Sunday, 7 March 2010

Yorkshire Pudding - love it


Question: Who invented Yorkshire Pudding?

Answer - England’s national dish of Roast Beef and Yorkshire Puddings is recognized across the world but its origins are unknown.

•The first ever recorded recipe appears in a book, The Whole Duty of a Woman in 1737 and listed as A Dripping Pudding – the dripping coming from spit-roast meat.
•The next recorded recipe took the strange pudding from local delicacy to become the nation’s favorite dish following publication in The Art of Cookery Made Plain and Easy by Hannah Glasse in 1747. As one of the most famous food writers of the time, the popularity of the book spread the word of the Yorkshire Pudding. ‘It is an exceeding good Pudding, the Gravy of the Meat eats well with it,’ states Hannah.
•Mrs Beeton may have been Britain’s most famous food writer of the 19th century but her recipe omitted one of the fundamental rules for making Yorkshire pudding – the need for the hottest oven possible.

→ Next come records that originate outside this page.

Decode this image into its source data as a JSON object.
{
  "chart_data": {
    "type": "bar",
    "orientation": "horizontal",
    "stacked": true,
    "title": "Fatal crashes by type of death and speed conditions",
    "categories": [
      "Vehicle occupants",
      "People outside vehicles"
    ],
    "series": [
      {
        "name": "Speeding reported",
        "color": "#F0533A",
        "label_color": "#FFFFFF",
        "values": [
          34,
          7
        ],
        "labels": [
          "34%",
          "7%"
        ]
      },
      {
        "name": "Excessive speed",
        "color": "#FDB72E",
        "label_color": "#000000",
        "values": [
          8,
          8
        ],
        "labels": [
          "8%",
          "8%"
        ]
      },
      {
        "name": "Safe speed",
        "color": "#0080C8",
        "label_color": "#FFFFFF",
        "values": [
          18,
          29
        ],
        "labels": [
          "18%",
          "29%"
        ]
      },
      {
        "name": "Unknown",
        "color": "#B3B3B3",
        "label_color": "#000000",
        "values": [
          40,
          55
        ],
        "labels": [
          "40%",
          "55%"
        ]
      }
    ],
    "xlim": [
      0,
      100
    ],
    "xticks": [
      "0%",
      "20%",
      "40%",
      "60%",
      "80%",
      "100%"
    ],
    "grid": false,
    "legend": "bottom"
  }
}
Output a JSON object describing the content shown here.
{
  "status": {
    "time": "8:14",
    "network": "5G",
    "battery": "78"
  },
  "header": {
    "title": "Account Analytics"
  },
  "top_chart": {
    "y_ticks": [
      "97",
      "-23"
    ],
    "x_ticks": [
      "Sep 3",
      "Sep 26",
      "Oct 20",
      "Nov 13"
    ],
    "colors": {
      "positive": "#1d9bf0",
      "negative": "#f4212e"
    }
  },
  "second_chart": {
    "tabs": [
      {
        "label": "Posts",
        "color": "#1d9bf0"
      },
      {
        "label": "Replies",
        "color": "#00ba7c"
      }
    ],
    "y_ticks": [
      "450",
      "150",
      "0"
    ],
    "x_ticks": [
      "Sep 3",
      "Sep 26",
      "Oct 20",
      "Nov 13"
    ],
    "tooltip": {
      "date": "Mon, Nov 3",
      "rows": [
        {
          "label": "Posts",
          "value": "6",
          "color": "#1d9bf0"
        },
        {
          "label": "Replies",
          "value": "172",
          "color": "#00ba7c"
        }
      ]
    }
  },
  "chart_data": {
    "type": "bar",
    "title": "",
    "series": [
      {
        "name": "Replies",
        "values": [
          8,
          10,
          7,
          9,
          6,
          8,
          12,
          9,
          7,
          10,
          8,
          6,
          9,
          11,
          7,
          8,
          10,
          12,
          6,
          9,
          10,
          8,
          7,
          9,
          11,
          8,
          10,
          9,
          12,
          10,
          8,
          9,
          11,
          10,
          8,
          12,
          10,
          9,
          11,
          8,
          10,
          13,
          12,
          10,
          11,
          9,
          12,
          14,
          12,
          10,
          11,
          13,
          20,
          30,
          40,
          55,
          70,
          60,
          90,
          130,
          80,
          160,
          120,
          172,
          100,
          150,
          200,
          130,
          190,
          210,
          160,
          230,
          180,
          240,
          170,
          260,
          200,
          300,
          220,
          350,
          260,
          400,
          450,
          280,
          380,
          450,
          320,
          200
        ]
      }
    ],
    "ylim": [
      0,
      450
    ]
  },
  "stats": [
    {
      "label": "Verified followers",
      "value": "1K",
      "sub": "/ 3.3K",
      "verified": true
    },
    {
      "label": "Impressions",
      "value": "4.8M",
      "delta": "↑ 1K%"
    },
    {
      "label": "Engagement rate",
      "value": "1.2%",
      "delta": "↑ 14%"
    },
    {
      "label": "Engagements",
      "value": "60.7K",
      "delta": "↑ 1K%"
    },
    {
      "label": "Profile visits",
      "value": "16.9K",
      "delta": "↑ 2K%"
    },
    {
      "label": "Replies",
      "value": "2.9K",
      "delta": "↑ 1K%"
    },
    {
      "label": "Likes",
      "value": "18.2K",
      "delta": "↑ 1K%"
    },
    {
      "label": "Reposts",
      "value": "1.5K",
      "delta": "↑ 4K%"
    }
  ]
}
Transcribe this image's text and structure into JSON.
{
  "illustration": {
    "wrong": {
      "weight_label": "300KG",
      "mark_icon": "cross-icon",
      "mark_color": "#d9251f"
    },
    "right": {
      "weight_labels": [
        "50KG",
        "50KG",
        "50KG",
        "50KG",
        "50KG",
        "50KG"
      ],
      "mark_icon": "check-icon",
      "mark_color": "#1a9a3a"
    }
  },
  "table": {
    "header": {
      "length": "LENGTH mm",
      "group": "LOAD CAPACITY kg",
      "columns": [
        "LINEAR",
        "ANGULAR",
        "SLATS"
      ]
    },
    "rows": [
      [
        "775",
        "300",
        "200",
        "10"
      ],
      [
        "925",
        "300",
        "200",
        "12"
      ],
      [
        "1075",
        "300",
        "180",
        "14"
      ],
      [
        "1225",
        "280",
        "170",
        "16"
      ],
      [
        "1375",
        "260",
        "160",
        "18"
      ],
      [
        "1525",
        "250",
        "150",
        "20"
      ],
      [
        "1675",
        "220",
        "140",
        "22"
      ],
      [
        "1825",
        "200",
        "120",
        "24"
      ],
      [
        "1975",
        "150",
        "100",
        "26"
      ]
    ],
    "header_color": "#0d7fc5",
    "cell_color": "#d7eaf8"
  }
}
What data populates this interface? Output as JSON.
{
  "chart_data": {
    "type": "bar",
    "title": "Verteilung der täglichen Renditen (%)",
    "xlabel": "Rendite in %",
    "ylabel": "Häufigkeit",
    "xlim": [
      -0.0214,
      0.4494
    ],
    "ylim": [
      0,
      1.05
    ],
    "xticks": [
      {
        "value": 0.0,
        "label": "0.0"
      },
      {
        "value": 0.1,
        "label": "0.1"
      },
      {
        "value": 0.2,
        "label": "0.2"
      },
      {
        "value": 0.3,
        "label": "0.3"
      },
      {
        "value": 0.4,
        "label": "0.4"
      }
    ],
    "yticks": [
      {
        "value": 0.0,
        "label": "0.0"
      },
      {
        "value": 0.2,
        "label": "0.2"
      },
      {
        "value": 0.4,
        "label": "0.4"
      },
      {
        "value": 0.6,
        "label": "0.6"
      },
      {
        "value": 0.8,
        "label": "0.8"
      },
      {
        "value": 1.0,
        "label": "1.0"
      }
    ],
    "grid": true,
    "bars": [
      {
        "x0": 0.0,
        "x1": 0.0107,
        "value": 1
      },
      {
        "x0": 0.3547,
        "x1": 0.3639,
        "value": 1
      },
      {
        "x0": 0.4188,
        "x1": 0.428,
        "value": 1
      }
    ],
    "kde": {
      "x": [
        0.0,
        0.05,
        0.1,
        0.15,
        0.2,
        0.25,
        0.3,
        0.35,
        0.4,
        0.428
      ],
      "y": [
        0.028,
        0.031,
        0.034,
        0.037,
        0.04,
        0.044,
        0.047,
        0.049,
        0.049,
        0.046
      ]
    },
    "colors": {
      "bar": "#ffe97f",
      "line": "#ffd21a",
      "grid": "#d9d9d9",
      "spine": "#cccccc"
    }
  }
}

The recipe was further wrong by stating to cook the pudding in advance before placing it under the meat an hour before needed. Yorkshire folk blame her error on her southern origins.
•The popularity of the dish – apart from its good match with roast meat– is that when meat was very expensive, the cheap and easy to make pudding would fill stomachs and leave less room for meat.
Serving Yorkshire Pudding
•In Yorkshire serving the pudding is traditionally with gravy as a starter dish with the pudding often is the size of the plate and followed by the meat and vegetables.
•Servings today are restrained with the puddings cooked in muffin tins and one or two served alongside the meat and vegetables.
•Yorkshire pudding isn’t reserved only for Sunday lunch. A large pudding filled with a meaty stew or chilli is a dish in its own right.
•Cold left-over Yorkshire Puddings make a lovely snack with a little jam or honey. Yorkshire Puddings do not reheat well, becoming brittle and dry.

3 comments:

ArleneWKW said...

Yummmmmm, that looks good, Mick. I laugh and cringe at the title "The Whole Duty of a Woman." I'd be interested to see what else is in the book.

celtic_girl said...

I'm drooling and it's only 8am here. My mum used to cook beef stew with dumplings when we were kids based on meat being expensive as well, I still love them.

LOL! with Arlene as well on the title of the book - bollocks I say!

Regina Rodriguez-Martin said...

For us clueless Americans, what exactly is Yorkshire pudding? What are the ingredients and how do you make it?